In 1960, with apartheid in full swing, 18 year old Reggie Dreyer auditioned to play as a concert pianist for the Cape Town Symphony Orchestra. The young protégé passed the audition and was accepted into the orchestra. The apartheid government however prohibited Coloureds from playing and the orchestra had to deny him his spot as a pianist. More than fifty years later, Reggie’s dreams finally came true when he performed Mozart’s, ‘Piano Concerto no. 23 in A, K. 488’, with the Cape Philharmonic Orchestra.
It was often the case that talented young men and women like Reggie escaped the oppression of apartheid by going overseas to pursue their dreams. However, as the second youngest of 13 children, Reggie’s parents depended on him and he had to stay at home to put food on the table. Reggie went on to study at the College of Music, obtained a licentiate from Trinity, a Bachelor of Music degree from Unisa, a choir training diploma and a teaching certificate.
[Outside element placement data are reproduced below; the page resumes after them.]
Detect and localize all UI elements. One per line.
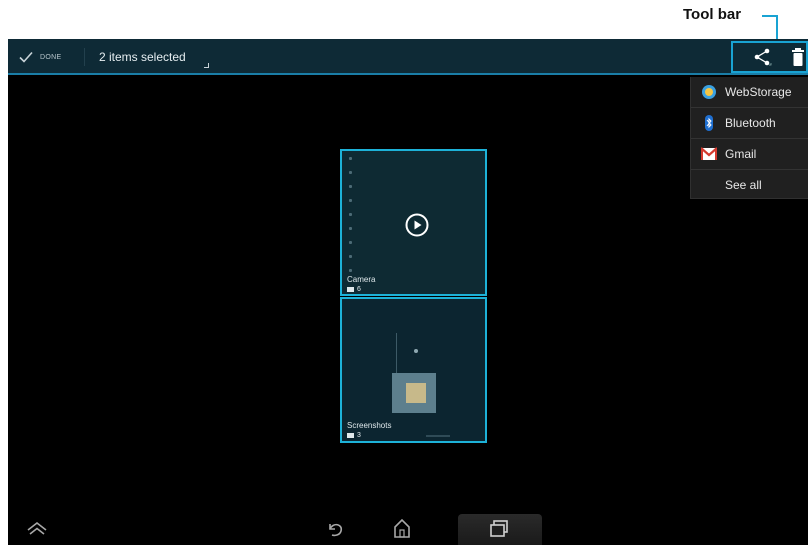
menu-item-label: Bluetooth bbox=[725, 116, 776, 130]
selection-count-text[interactable]: 2 items selected bbox=[99, 50, 186, 64]
album-tile-screenshots[interactable]: Screenshots 3 bbox=[340, 297, 487, 443]
check-icon bbox=[19, 51, 33, 63]
done-button[interactable]: DONE bbox=[18, 39, 61, 75]
play-video-icon[interactable] bbox=[405, 213, 429, 237]
album-meta: 6 bbox=[347, 286, 361, 293]
action-bar: DONE 2 items selected bbox=[8, 39, 808, 75]
share-menu: WebStorage Bluetooth Gmail See all bbox=[690, 77, 808, 199]
folder-icon bbox=[347, 433, 354, 438]
album-title: Screenshots bbox=[347, 421, 392, 430]
thumbnail-strip bbox=[349, 157, 353, 283]
menu-item-gmail[interactable]: Gmail bbox=[691, 139, 808, 169]
done-label: DONE bbox=[40, 53, 62, 61]
menu-item-label: See all bbox=[725, 178, 762, 192]
album-tile-camera[interactable]: Camera 6 bbox=[340, 149, 487, 296]
album-meta: 3 bbox=[347, 432, 361, 439]
folder-icon bbox=[347, 287, 354, 292]
thumbnail-decoration bbox=[414, 349, 418, 353]
recent-apps-icon[interactable] bbox=[489, 519, 509, 539]
menu-item-see-all[interactable]: See all bbox=[691, 170, 808, 200]
annotation-connector-vertical bbox=[776, 15, 778, 42]
album-count: 6 bbox=[357, 286, 361, 293]
album-title: Camera bbox=[347, 275, 376, 284]
menu-item-label: WebStorage bbox=[725, 85, 792, 99]
menu-item-label: Gmail bbox=[725, 147, 757, 161]
asus-menu-icon[interactable] bbox=[26, 519, 48, 539]
home-icon[interactable] bbox=[392, 517, 412, 539]
menu-item-webstorage[interactable]: WebStorage bbox=[691, 77, 808, 107]
toolbar-annotation-label: Tool bar bbox=[683, 6, 742, 23]
thumbnail-decoration bbox=[426, 435, 450, 437]
bluetooth-icon bbox=[705, 115, 713, 131]
toolbar-highlight-box bbox=[731, 41, 808, 73]
screenshot-thumbnail bbox=[392, 373, 436, 413]
album-count: 3 bbox=[357, 432, 361, 439]
actionbar-divider bbox=[84, 48, 85, 66]
gmail-icon bbox=[701, 147, 717, 160]
menu-item-bluetooth[interactable]: Bluetooth bbox=[691, 108, 808, 138]
webstorage-icon bbox=[702, 85, 716, 99]
thumbnail-decoration bbox=[396, 333, 397, 373]
tablet-screen: DONE 2 items selected WebStorage Bluetoo… bbox=[8, 39, 808, 545]
thumbnail-image bbox=[406, 383, 426, 403]
back-icon[interactable] bbox=[324, 518, 346, 540]
selection-dropdown-caret-icon[interactable] bbox=[204, 63, 209, 68]
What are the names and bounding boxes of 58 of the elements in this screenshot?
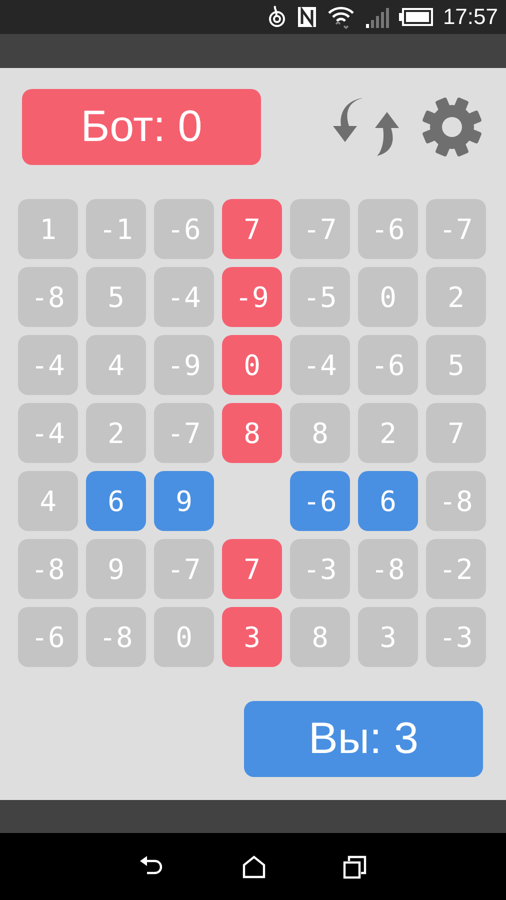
signal-icon bbox=[364, 6, 389, 28]
number-tile[interactable]: 3 bbox=[358, 607, 418, 667]
notification-icon bbox=[266, 5, 287, 29]
number-tile[interactable]: -4 bbox=[18, 403, 78, 463]
player-score: Вы: 3 bbox=[244, 701, 483, 777]
number-tile[interactable]: 0 bbox=[154, 607, 214, 667]
bot-score: Бот: 0 bbox=[22, 89, 261, 165]
number-tile[interactable]: 3 bbox=[222, 607, 282, 667]
number-tile[interactable]: 2 bbox=[426, 267, 486, 327]
number-tile[interactable]: 0 bbox=[222, 335, 282, 395]
number-tile[interactable]: 5 bbox=[426, 335, 486, 395]
number-tile[interactable]: 1 bbox=[18, 199, 78, 259]
number-tile[interactable]: -7 bbox=[154, 539, 214, 599]
number-tile[interactable]: 5 bbox=[86, 267, 146, 327]
number-tile[interactable]: 8 bbox=[290, 607, 350, 667]
recent-apps-icon[interactable] bbox=[343, 854, 368, 878]
number-tile[interactable]: -6 bbox=[154, 199, 214, 259]
number-tile[interactable]: 6 bbox=[358, 471, 418, 531]
wifi-icon bbox=[326, 4, 355, 30]
number-tile[interactable]: 4 bbox=[18, 471, 78, 531]
number-tile[interactable]: -1 bbox=[86, 199, 146, 259]
number-tile[interactable]: 9 bbox=[154, 471, 214, 531]
number-tile[interactable]: 9 bbox=[86, 539, 146, 599]
number-tile[interactable]: -7 bbox=[154, 403, 214, 463]
home-icon[interactable] bbox=[242, 854, 266, 878]
number-tile[interactable]: 0 bbox=[358, 267, 418, 327]
number-tile[interactable]: -9 bbox=[154, 335, 214, 395]
number-tile[interactable]: -3 bbox=[426, 607, 486, 667]
number-tile[interactable]: -8 bbox=[358, 539, 418, 599]
number-tile[interactable]: -4 bbox=[290, 335, 350, 395]
number-tile[interactable]: -8 bbox=[426, 471, 486, 531]
number-tile[interactable]: -8 bbox=[18, 267, 78, 327]
number-tile[interactable]: -6 bbox=[290, 471, 350, 531]
nfc-icon bbox=[296, 6, 317, 28]
number-tile[interactable]: 4 bbox=[86, 335, 146, 395]
number-tile[interactable]: -9 bbox=[222, 267, 282, 327]
clock: 17:57 bbox=[442, 4, 498, 30]
number-tile[interactable]: -7 bbox=[290, 199, 350, 259]
number-tile[interactable]: -6 bbox=[358, 199, 418, 259]
number-tile[interactable]: 7 bbox=[222, 199, 282, 259]
number-tile[interactable]: -6 bbox=[18, 607, 78, 667]
number-tile[interactable]: 8 bbox=[290, 403, 350, 463]
number-tile[interactable]: -4 bbox=[154, 267, 214, 327]
number-tile[interactable]: 2 bbox=[358, 403, 418, 463]
number-tile[interactable]: -8 bbox=[86, 607, 146, 667]
battery-icon bbox=[398, 8, 433, 26]
number-tile[interactable]: 6 bbox=[86, 471, 146, 531]
number-tile[interactable]: -8 bbox=[18, 539, 78, 599]
number-tile[interactable]: -5 bbox=[290, 267, 350, 327]
number-tile[interactable]: 7 bbox=[426, 403, 486, 463]
number-tile[interactable]: -6 bbox=[358, 335, 418, 395]
number-tile[interactable]: 7 bbox=[222, 539, 282, 599]
number-tile[interactable]: -7 bbox=[426, 199, 486, 259]
number-tile[interactable]: -3 bbox=[290, 539, 350, 599]
number-tile[interactable]: -4 bbox=[18, 335, 78, 395]
number-tile[interactable]: -2 bbox=[426, 539, 486, 599]
number-tile[interactable]: 8 bbox=[222, 403, 282, 463]
number-tile[interactable]: 2 bbox=[86, 403, 146, 463]
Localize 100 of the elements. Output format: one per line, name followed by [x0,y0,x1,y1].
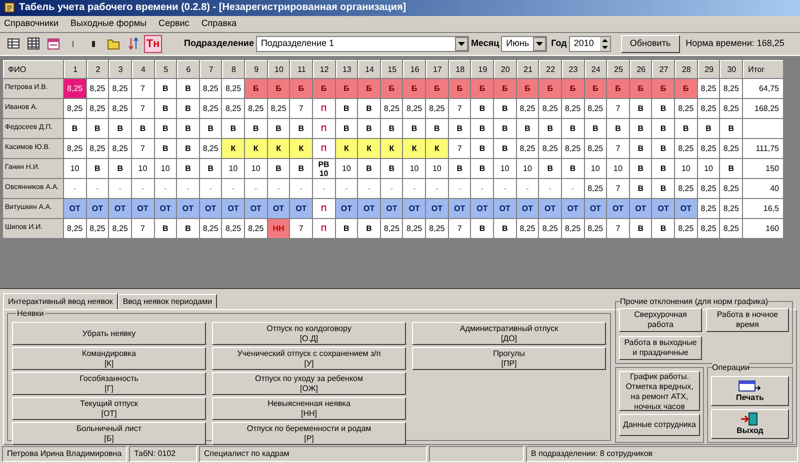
day-cell[interactable]: ОТ [64,199,86,218]
day-cell[interactable]: 8,25 [403,219,426,238]
day-cell[interactable]: 8,25 [200,219,222,238]
day-cell[interactable]: 10 [222,159,244,178]
day-cell[interactable]: 10 [426,159,448,178]
column-header[interactable]: 1 [64,60,86,78]
day-cell[interactable]: 8,25 [539,139,561,158]
day-cell[interactable]: 8,25 [86,99,108,118]
employee-data-button[interactable]: Данные сотрудника [619,414,700,436]
day-cell[interactable]: 7 [607,139,629,158]
day-cell[interactable]: Б [448,79,470,98]
day-cell[interactable]: 10 [154,159,176,178]
column-header[interactable]: 25 [607,60,629,78]
day-cell[interactable]: В [290,119,312,138]
day-cell[interactable]: К [358,139,380,158]
day-cell[interactable]: 7 [132,79,154,98]
day-cell[interactable]: В [177,99,199,118]
day-cell[interactable]: К [403,139,426,158]
day-cell[interactable]: 8,25 [109,139,131,158]
year-spinner[interactable]: 2010 [568,36,611,52]
day-cell[interactable]: В [652,159,674,178]
day-cell[interactable]: К [380,139,402,158]
day-cell[interactable]: В [380,119,402,138]
day-cell[interactable]: 8,25 [698,179,720,198]
day-cell[interactable]: В [448,119,470,138]
menu-item[interactable]: Сервис [158,16,190,30]
day-cell[interactable]: - [64,179,86,198]
column-header[interactable]: 10 [268,60,290,78]
day-cell[interactable]: - [403,179,426,198]
day-cell[interactable]: ОТ [494,199,516,218]
day-cell[interactable]: ОТ [403,199,426,218]
day-cell[interactable]: В [109,119,131,138]
day-cell[interactable]: 7 [132,99,154,118]
day-cell[interactable]: 7 [607,219,629,238]
day-cell[interactable]: 8,25 [720,179,742,198]
day-cell[interactable]: ОТ [86,199,108,218]
day-cell[interactable]: К [222,139,244,158]
day-cell[interactable]: ОТ [154,199,176,218]
day-cell[interactable]: Б [290,79,312,98]
day-cell[interactable]: - [471,179,494,198]
day-cell[interactable]: 8,25 [698,79,720,98]
day-cell[interactable]: ОТ [268,199,290,218]
day-cell[interactable]: 8,25 [64,79,86,98]
day-cell[interactable]: ОТ [516,199,538,218]
day-cell[interactable]: Б [268,79,290,98]
absence-button[interactable]: Прогулы [ПР] [412,347,606,370]
sort-icon[interactable] [126,36,140,52]
day-cell[interactable]: 8,25 [698,99,720,118]
day-cell[interactable]: ОТ [607,199,629,218]
day-cell[interactable]: В [720,159,742,178]
column-header[interactable]: 17 [426,60,448,78]
day-cell[interactable]: - [426,179,448,198]
day-cell[interactable]: П [312,219,335,238]
day-cell[interactable]: В [154,139,176,158]
column-header[interactable]: 13 [336,60,358,78]
day-cell[interactable]: 8,25 [584,99,606,118]
day-cell[interactable]: В [358,219,380,238]
day-cell[interactable]: - [516,179,538,198]
day-cell[interactable]: В [109,159,131,178]
day-cell[interactable]: 8,25 [698,219,720,238]
day-cell[interactable]: Б [312,79,335,98]
day-cell[interactable]: - [358,179,380,198]
day-cell[interactable]: 8,25 [426,219,448,238]
column-header[interactable]: 9 [245,60,267,78]
day-cell[interactable]: В [448,159,470,178]
day-cell[interactable]: Б [630,79,652,98]
column-header[interactable]: 29 [698,60,720,78]
day-cell[interactable]: В [154,219,176,238]
menu-item[interactable]: Выходные формы [70,16,146,30]
day-cell[interactable]: - [245,179,267,198]
day-cell[interactable]: В [471,119,494,138]
day-cell[interactable]: К [268,139,290,158]
column-header[interactable]: 8 [222,60,244,78]
day-cell[interactable]: В [86,119,108,138]
day-cell[interactable]: В [426,119,448,138]
day-cell[interactable]: Б [336,79,358,98]
day-cell[interactable]: В [290,159,312,178]
day-cell[interactable]: 8,25 [380,99,402,118]
day-cell[interactable]: ОТ [358,199,380,218]
day-cell[interactable]: 10 [516,159,538,178]
day-cell[interactable]: 10 [336,159,358,178]
column-header[interactable]: 22 [539,60,561,78]
day-cell[interactable]: 8,25 [200,79,222,98]
absence-button[interactable]: Отпуск по колдоговору [О.Д] [212,322,406,345]
schedule-button[interactable]: График работы. Отметка вредных, на ремонт АТХ, ночных часов [619,371,700,411]
day-cell[interactable]: 8,25 [222,79,244,98]
day-cell[interactable]: В [720,119,742,138]
day-cell[interactable]: 8,25 [584,179,606,198]
column-header[interactable]: 3 [109,60,131,78]
day-cell[interactable]: Б [358,79,380,98]
day-cell[interactable]: ОТ [584,199,606,218]
day-cell[interactable]: 8,25 [516,139,538,158]
absence-button[interactable]: Невыясненная неявка [НН] [212,397,406,420]
day-cell[interactable]: 8,25 [222,219,244,238]
day-cell[interactable]: Б [607,79,629,98]
tab[interactable]: Интерактивный ввод неявок [3,293,118,309]
day-cell[interactable]: П [312,199,335,218]
day-cell[interactable]: - [86,179,108,198]
day-cell[interactable]: В [494,99,516,118]
dropdown-arrow-button[interactable] [533,36,546,51]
Reggie says that although he still dreamt of being a pianist, his priorities changed with each passing year. In addition to having to provide for his parents, he became a teacher; got married to his wife, Mattie; and became a father. He taught up until his retirement in 1993.
In 2016, with the encouragement of his church minister, the now 74 year old Reggie decided to audition again and once again, he impressed. Despite now having seven grandchildren, the 18 year old protégé was still very much alive. Mattie says that he nearly jumped to the ceiling when he heard that he once again passed the audition.
Reggie does not carry any bitterness about the past and he does not regret any of the decisions he made. Although he was disadvantaged as a young person, all he wants to do now is play his concerto.
His family has always been his priority and he is happy that they got to see him perform. His daughter lives in London and she flew back to South Africa to watch her father’s debut. He is also happy that his friends and some of the students he taught was also in the audience.
Reggie loves all sorts of music, but classical music has always been his favourite. “It has a way of soothing and calming me down. I really enjoy it”, says Reggie. He still works part-time in choir training and jazz at the South Peninsula High School; and he is an organist and choir master at his church.
Reggie says that after 50 years, he is just happy to be doing what he had dreamed of. He had always known that his dream would come true, and seven grandchildren later, it did.